The issue is that -march=native "explodes" to explicit set options, including negative ones such as -mno-sse4.1. That's bad, as we now have conflicting options for bar.o and foo.o which we merge like /* Do what the old LTO code did - collect exactly one option setting per OPT code, we pick the first we encounter. ??? This doesn't make too much sense, but when it doesn't then we should complain. */ I think this option exploding done by -march=native is simply broken. At least exploding to full positive _and_ negative lists is. Either we have a separate option for each target feature - then we don't need the -mno-xxx stuff, or we don't - then we need to fix that. Note that the plan for the future is to no longer "merge" any target options for link-time but use target attributes more aggressively. The current code merely tries to make the link-step succeed somehow, not follow what the user intended with setting specific target options on specific TUs.

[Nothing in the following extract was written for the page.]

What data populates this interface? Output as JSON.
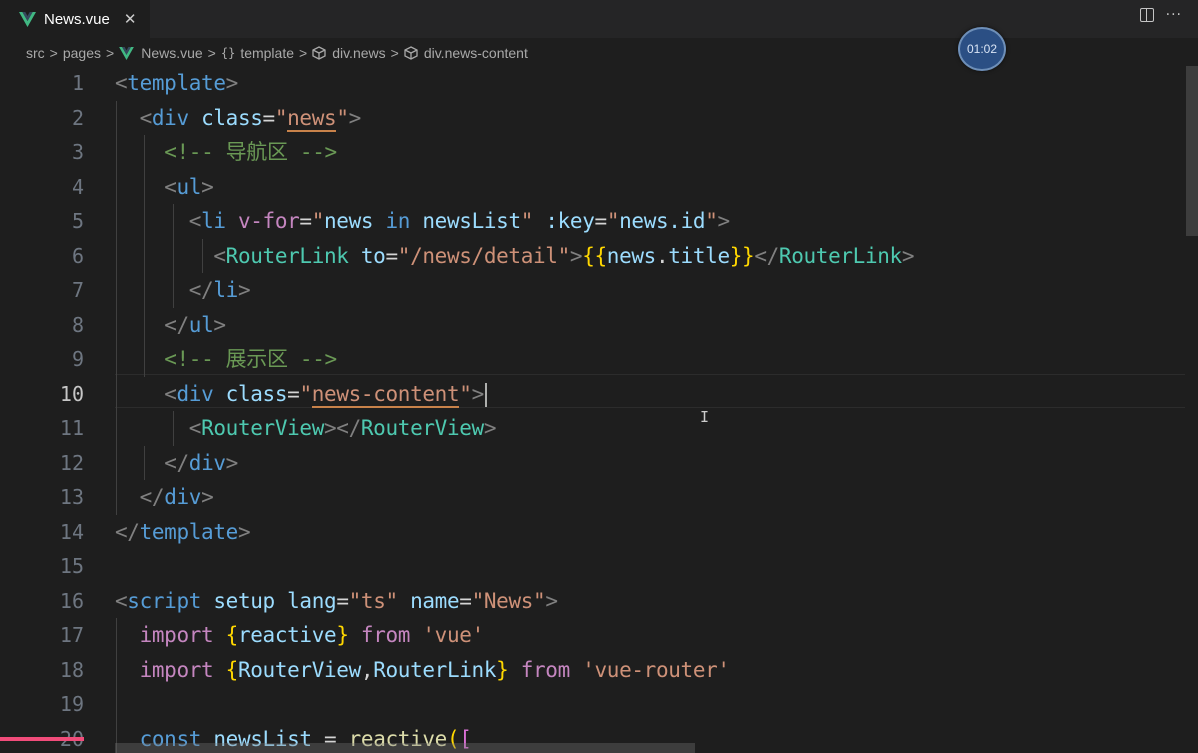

Variation of the problem without -march=native: markus@x4 tmp % cat foo.ii markus@x4 tmp % cat bar.ii typedef int __m128i __attribute__ ((__vector_size__ (16))); __m128i a, b, c; void dequant_scaling () { c = __builtin_ia32_pmulld128 (a, b); } markus@x4 tmp % cat main.ii void dequant_scaling(); int main () { dequant_scaling(); } markus@x4 tmp % g++ -flto -fPIC -march=amdfam10 -O2 -c foo.ii markus@x4 tmp % g++ -flto -fPIC -march=amdfam10 -O2 -msse4.1 -c bar.ii markus@x4 tmp % g++ -flto -march=native -O2 -shared foo.o bar.o markus@x4 tmp % ar cr test.a foo.o bar.o markus@x4 tmp % g++ -march=amdfam10 -O2 main.ii test.a bar.ii: In function ‘dequant_scaling’: bar.ii:3:61: error: ‘__builtin_ia32_pmulld128’ needs isa option -m32 -msse4.1 void dequant_scaling () { c = __builtin_ia32_pmulld128 (a, b); } ^ lto-wrapper: /usr/x86_64-pc-linux-gnu/gcc-bin/4.9.0/g++ returned 1 exit status /usr/lib/gcc/x86_64-pc-linux-gnu/4.9.0/../../../../x86_64-pc-linux-gnu/bin/ld: fatal error: lto-wrapper failed collect2: error: ld returned 1 exit status
*** Bug 60964 has been marked as a duplicate of this bug. ***
GCC 4.9.1 has been released.
GCC 4.9.2 has been released.
Both issues are fixed on trunk. Closing.